Whatever the situation militarily, the fate of the insurgency in Pakistan is likely to depend on the attitude of the country’s civilian population. Locals in the tribal areas and in the more densely populated Swat Valley embraced Sharia law largely because the state’s judicial system was cumbersome and expensive, and cases gathered dust while awaiting a hearing. Add to that the property damage inflicted on the largely poor people of the mountain regions by Pakistani soldiers and American aircraft, and it is clear that much goodwill has been lost.
The best counter to the insurgency may come from another brand of Islam — Sufism. Pakistan is a Sufi nation, and this mystical, non-violent form of Islam is at the heart of the country’s culture.

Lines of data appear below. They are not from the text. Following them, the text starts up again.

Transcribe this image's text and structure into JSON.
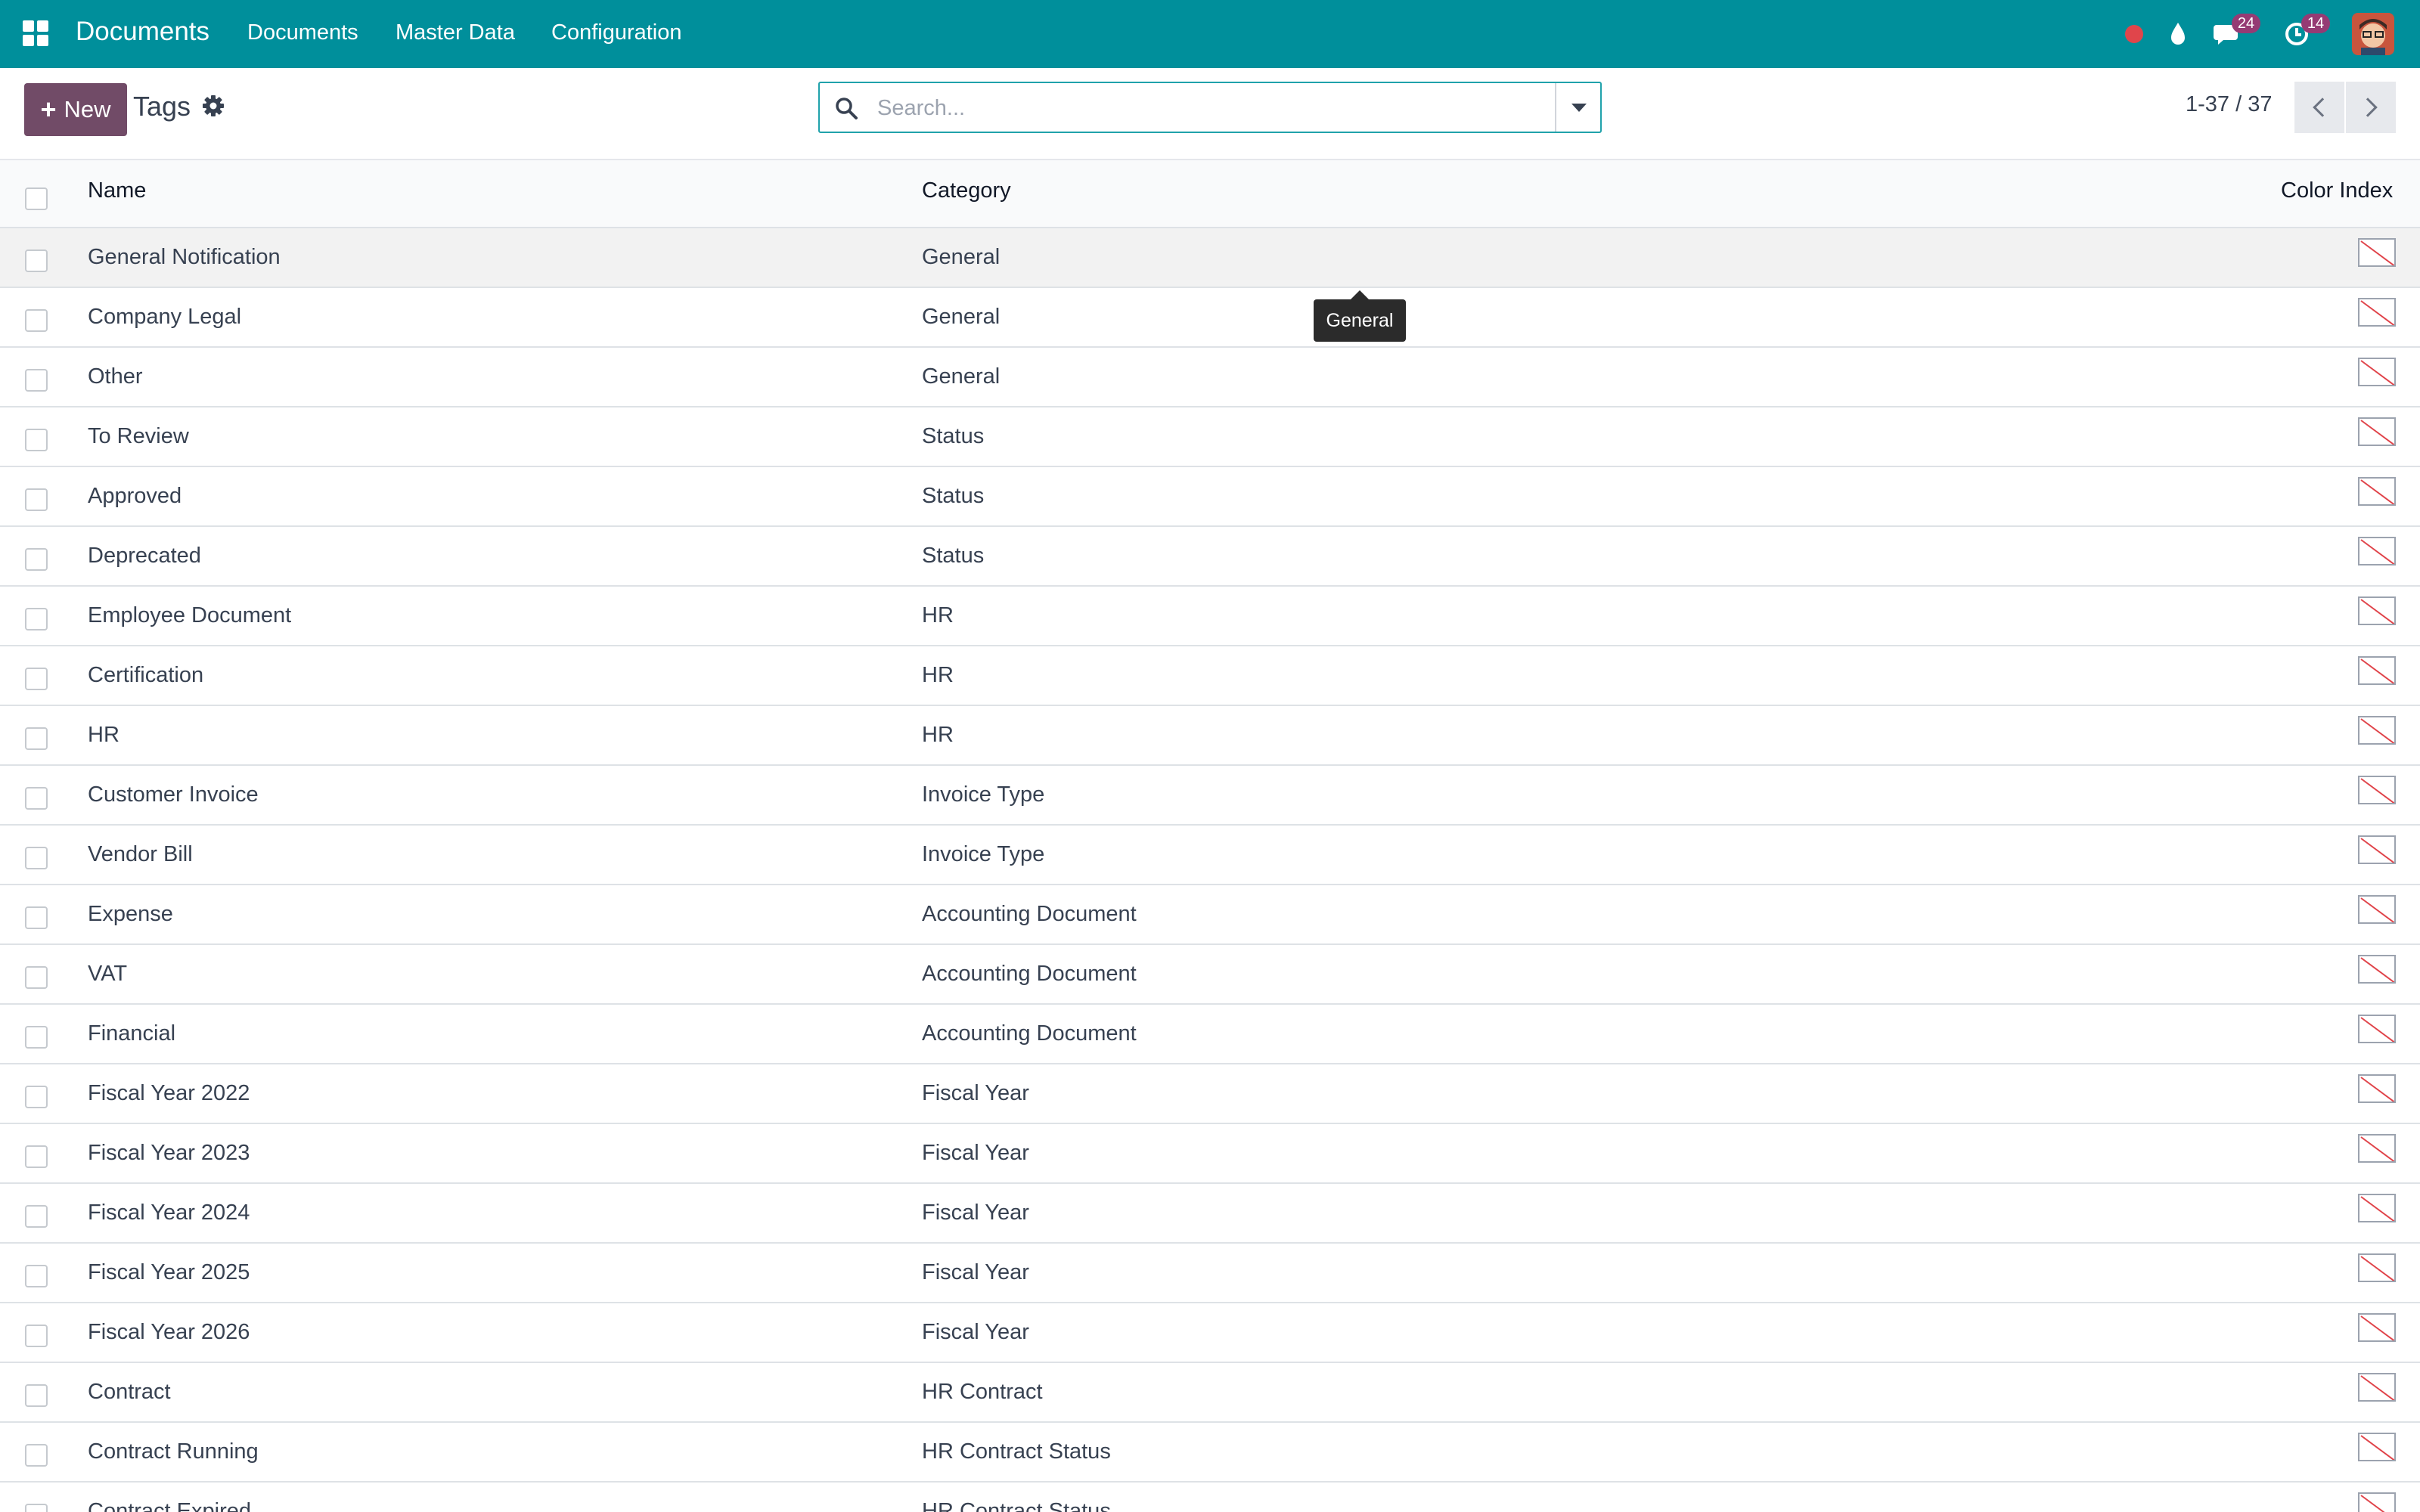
{
  "navbar": {
    "brand": "Documents",
    "menu": [
      "Documents",
      "Master Data",
      "Configuration"
    ],
    "messages_badge": "24",
    "activities_badge": "14",
    "accent_color": "#008f9b"
  },
  "control_panel": {
    "new_label": "New",
    "title": "Tags",
    "search_placeholder": "Search...",
    "pager": "1-37 / 37",
    "button_color": "#714b67"
  },
  "table": {
    "headers": {
      "name": "Name",
      "category": "Category",
      "color_index": "Color Index"
    },
    "rows": [
      {
        "name": "General Notification",
        "category": "General"
      },
      {
        "name": "Company Legal",
        "category": "General"
      },
      {
        "name": "Other",
        "category": "General"
      },
      {
        "name": "To Review",
        "category": "Status"
      },
      {
        "name": "Approved",
        "category": "Status"
      },
      {
        "name": "Deprecated",
        "category": "Status"
      },
      {
        "name": "Employee Document",
        "category": "HR"
      },
      {
        "name": "Certification",
        "category": "HR"
      },
      {
        "name": "HR",
        "category": "HR"
      },
      {
        "name": "Customer Invoice",
        "category": "Invoice Type"
      },
      {
        "name": "Vendor Bill",
        "category": "Invoice Type"
      },
      {
        "name": "Expense",
        "category": "Accounting Document"
      },
      {
        "name": "VAT",
        "category": "Accounting Document"
      },
      {
        "name": "Financial",
        "category": "Accounting Document"
      },
      {
        "name": "Fiscal Year 2022",
        "category": "Fiscal Year"
      },
      {
        "name": "Fiscal Year 2023",
        "category": "Fiscal Year"
      },
      {
        "name": "Fiscal Year 2024",
        "category": "Fiscal Year"
      },
      {
        "name": "Fiscal Year 2025",
        "category": "Fiscal Year"
      },
      {
        "name": "Fiscal Year 2026",
        "category": "Fiscal Year"
      },
      {
        "name": "Contract",
        "category": "HR Contract"
      },
      {
        "name": "Contract Running",
        "category": "HR Contract Status"
      },
      {
        "name": "Contract Expired",
        "category": "HR Contract Status"
      }
    ]
  },
  "tooltip": {
    "text": "General"
  }
}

But its ability to withstand hard-line Wahhabism — a puritanical Sunni Muslim sect originating in the desert tribes of Saudi Arabia — will depend on a change of policy by Pakistan’s political and military masters: two power elites who seldom see eye to eye.
In a foretaste of what may unfold, extremists from a new Saudi-funded madrasa at the foot of the Khyber Pass have attacked the nearby shrine of the eighteenth-century Sufi mystic Rahman Baba, having found its emphasis on poetry and music not to their taste. Such clashes are likely to increase, given that the number of madrasas has soared in Pakistan — from 245 at independence in 1945 to a staggering 6870 in 2001. This in itself can be put down to another shortcoming by Pakistan’s leaders — a failure to address the collapse of state education.
Militant Islam is very unforgiving of poor governance.
by Vaughan Yarwood
Images used under Creative Commons license.